Ben-Ephraim menambahkan, mayoritas warga Israel benar-benar yakin bahwa perdana menteri mengupayakan perang di Gaza demi kelangsungan politiknya sendiri, sementara sebagian besar tetap tidak peduli dengan rakyat Gaza. “Oposisi tidak sekuat yang seharusnya, dan belum tentu karena alasan yang tepat,” ujarnya.

Pakar itu menjelaskan bahwa perluasan serangan dapat menyebabkan peperangan kota yang berkepanjangan, yang coba dihindari oleh tentara Israel dengan bergerak maju secara bertahap guna mengurangi korban dan melindungi pasukannya. Semakin lama operasi berlanjut, semakin besar tekanan untuk gencatan senjata.
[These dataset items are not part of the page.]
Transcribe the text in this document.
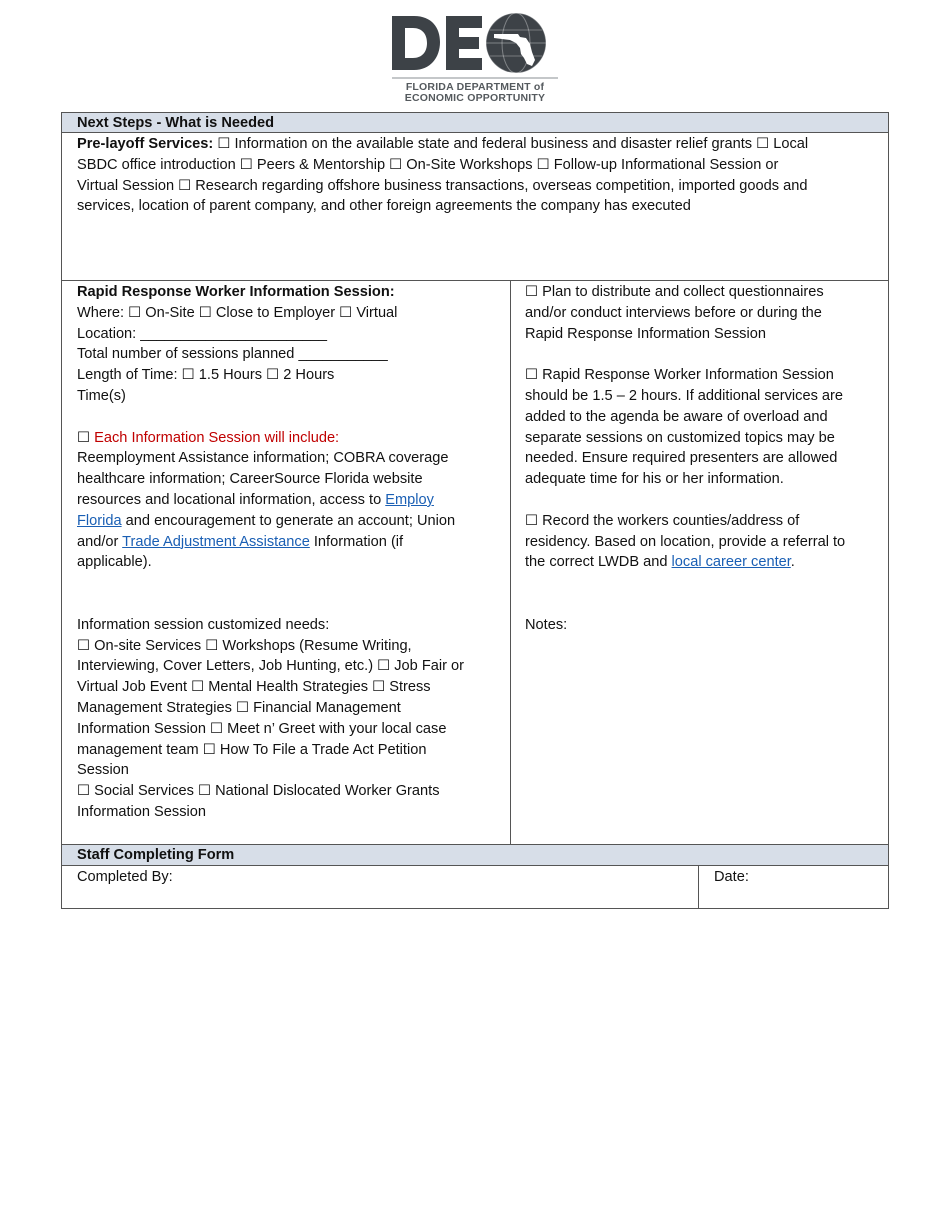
FLORIDA DEPARTMENT of
ECONOMIC OPPORTUNITY
Next Steps - What is Needed
Pre-layoff Services: ☐ Information on the available state and federal business and disaster relief grants ☐ Local
SBDC office introduction ☐ Peers & Mentorship ☐ On-Site Workshops ☐ Follow-up Informational Session or
Virtual Session ☐ Research regarding offshore business transactions, overseas competition, imported goods and
services, location of parent company, and other foreign agreements the company has executed
Rapid Response Worker Information Session:
Where: ☐ On-Site ☐ Close to Employer ☐ Virtual
Location: _______________________
Total number of sessions planned ___________
Length of Time: ☐ 1.5 Hours ☐ 2 Hours
Time(s)
☐ Each Information Session will include:
Reemployment Assistance information; COBRA coverage
healthcare information; CareerSource Florida website
resources and locational information, access to Employ
Florida and encouragement to generate an account; Union
and/or Trade Adjustment Assistance Information (if
applicable).
Information session customized needs:
☐ On-site Services ☐ Workshops (Resume Writing,
Interviewing, Cover Letters, Job Hunting, etc.) ☐ Job Fair or
Virtual Job Event ☐ Mental Health Strategies ☐ Stress
Management Strategies ☐ Financial Management
Information Session ☐ Meet n’ Greet with your local case
management team ☐ How To File a Trade Act Petition
Session
☐ Social Services ☐ National Dislocated Worker Grants
Information Session
☐ Plan to distribute and collect questionnaires
and/or conduct interviews before or during the
Rapid Response Information Session
☐ Rapid Response Worker Information Session
should be 1.5 – 2 hours. If additional services are
added to the agenda be aware of overload and
separate sessions on customized topics may be
needed. Ensure required presenters are allowed
adequate time for his or her information.
☐ Record the workers counties/address of
residency. Based on location, provide a referral to
the correct LWDB and local career center.
Notes:
Staff Completing Form
Completed By:	Date:
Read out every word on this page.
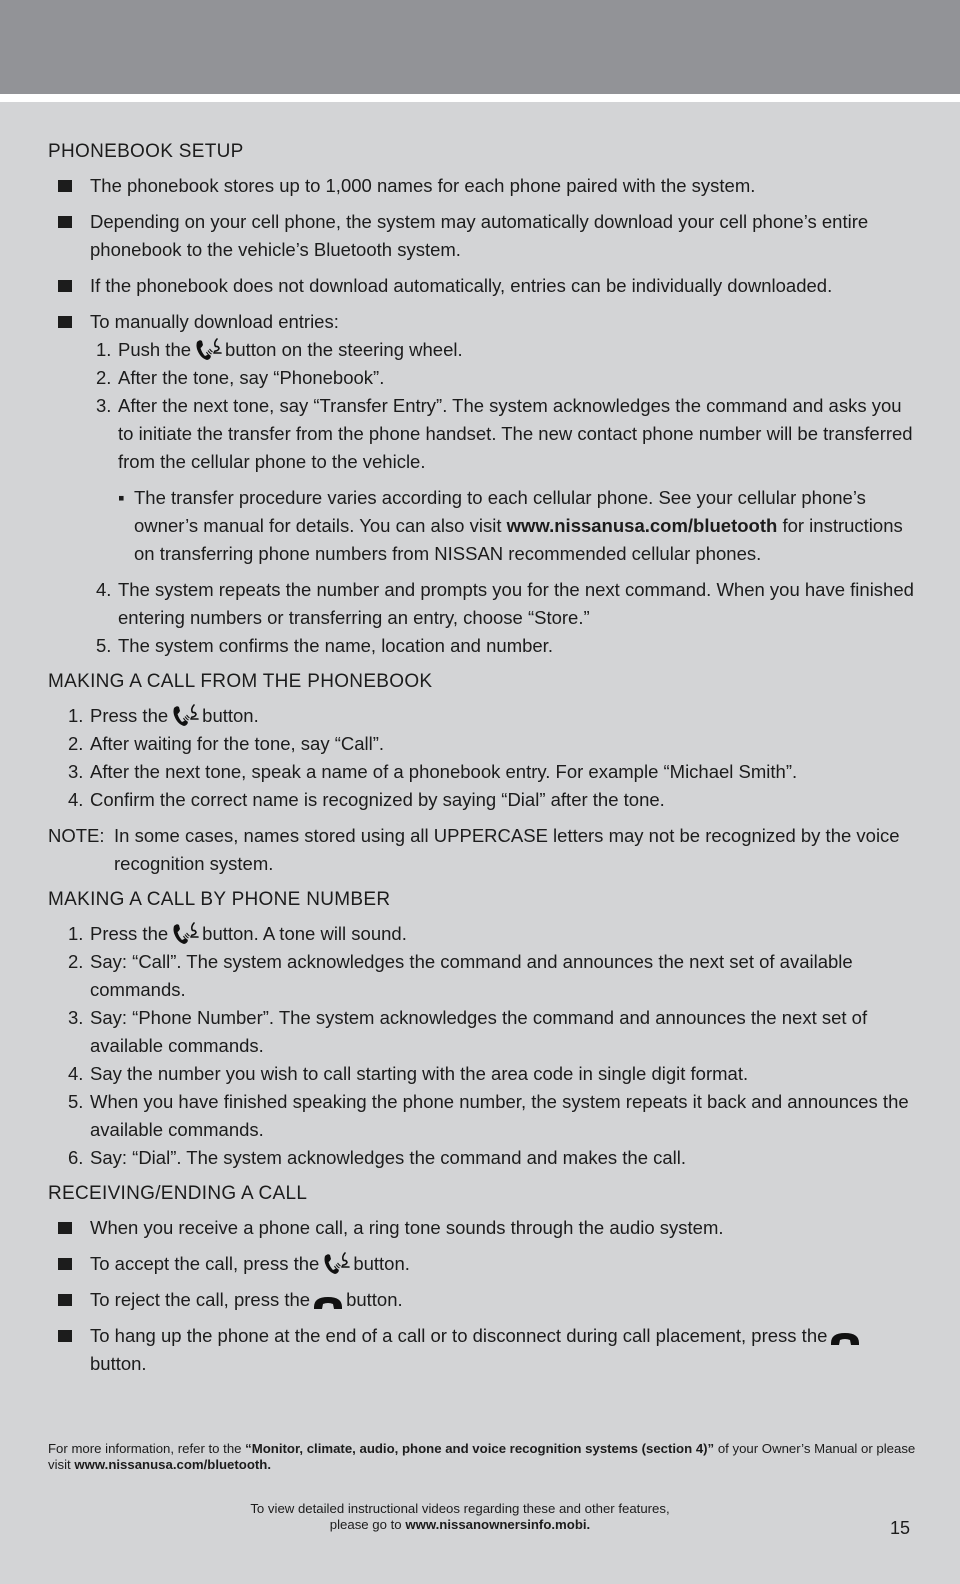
PHONEBOOK SETUP
The phonebook stores up to 1,000 names for each phone paired with the system.
Depending on your cell phone, the system may automatically download your cell phone’s entire phonebook to the vehicle’s Bluetooth system.
If the phonebook does not download automatically, entries can be individually downloaded.
To manually download entries:
1. Push the button on the steering wheel.
2. After the tone, say “Phonebook”.
3. After the next tone, say “Transfer Entry”. The system acknowledges the command and asks you to initiate the transfer from the phone handset. The new contact phone number will be transferred from the cellular phone to the vehicle.
▪ The transfer procedure varies according to each cellular phone. See your cellular phone’s owner’s manual for details. You can also visit www.nissanusa.com/bluetooth for instructions on transferring phone numbers from NISSAN recommended cellular phones.
4. The system repeats the number and prompts you for the next command. When you have finished entering numbers or transferring an entry, choose “Store.”
5. The system confirms the name, location and number.
MAKING A CALL FROM THE PHONEBOOK
1. Press the button.
2. After waiting for the tone, say “Call”.
3. After the next tone, speak a name of a phonebook entry. For example “Michael Smith”.
4. Confirm the correct name is recognized by saying “Dial” after the tone.
NOTE: In some cases, names stored using all UPPERCASE letters may not be recognized by the voice recognition system.
MAKING A CALL BY PHONE NUMBER
1. Press the button. A tone will sound.
2. Say: “Call”. The system acknowledges the command and announces the next set of available commands.
3. Say: “Phone Number”. The system acknowledges the command and announces the next set of available commands.
4. Say the number you wish to call starting with the area code in single digit format.
5. When you have finished speaking the phone number, the system repeats it back and announces the available commands.
6. Say: “Dial”. The system acknowledges the command and makes the call.
RECEIVING/ENDING A CALL
When you receive a phone call, a ring tone sounds through the audio system.
To accept the call, press the button.
To reject the call, press the button.
To hang up the phone at the end of a call or to disconnect during call placement, press thebutton.
For more information, refer to the “Monitor, climate, audio, phone and voice recognition systems (section 4)” of your Owner’s Manual or please visit www.nissanusa.com/bluetooth.
To view detailed instructional videos regarding these and other features,
please go to www.nissanownersinfo.mobi.	15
Perang Israel telah menewaskan lebih dari 62.000 warga Palestina dan membuat sekitar 90% penduduk mengungsi. Sistem layanan kesehatan Israel telah runtuh, dan kelaparan sengaja digunakan sebagai senjata perang. Tel Aviv kini menguasai sekitar tiga perempat wilayah Gaza, membatasi hampir dua juta warganya di seperempat wilayah tersisa.

“Pendudukan penuh Kota Gaza, tempat separuh penduduk berlindung di reruntuhan, akan sangat menghancurkan bagi penduduk yang sudah berada di ambang kematian,” komentar Sheline. “Militer Israel sengaja menghilangkan kemungkinan warga Gaza untuk bertahan hidup dan memaksa mereka pergi.”

Penduduk Gaza terdesak ke daerah yang padat penduduk di selatan, hampir tanpa infrastruktur atau layanan dasar. Hanya dengan tenda sebagai tempat berlindung, warga Palestina terpapar cuaca ekstrem dan tetap rentan terhadap serangan Israel di zona-zona kemanusiaan ini.

“Israel sedang bekerja keras untuk melakukan pembersihan etnis di Gaza, dengan kamp-kamp tenda di Al-Mawasi dan Rafah yang sengaja dirancang untuk memudahkan pengusiran orang-orang,” kata Ben-Ephraim.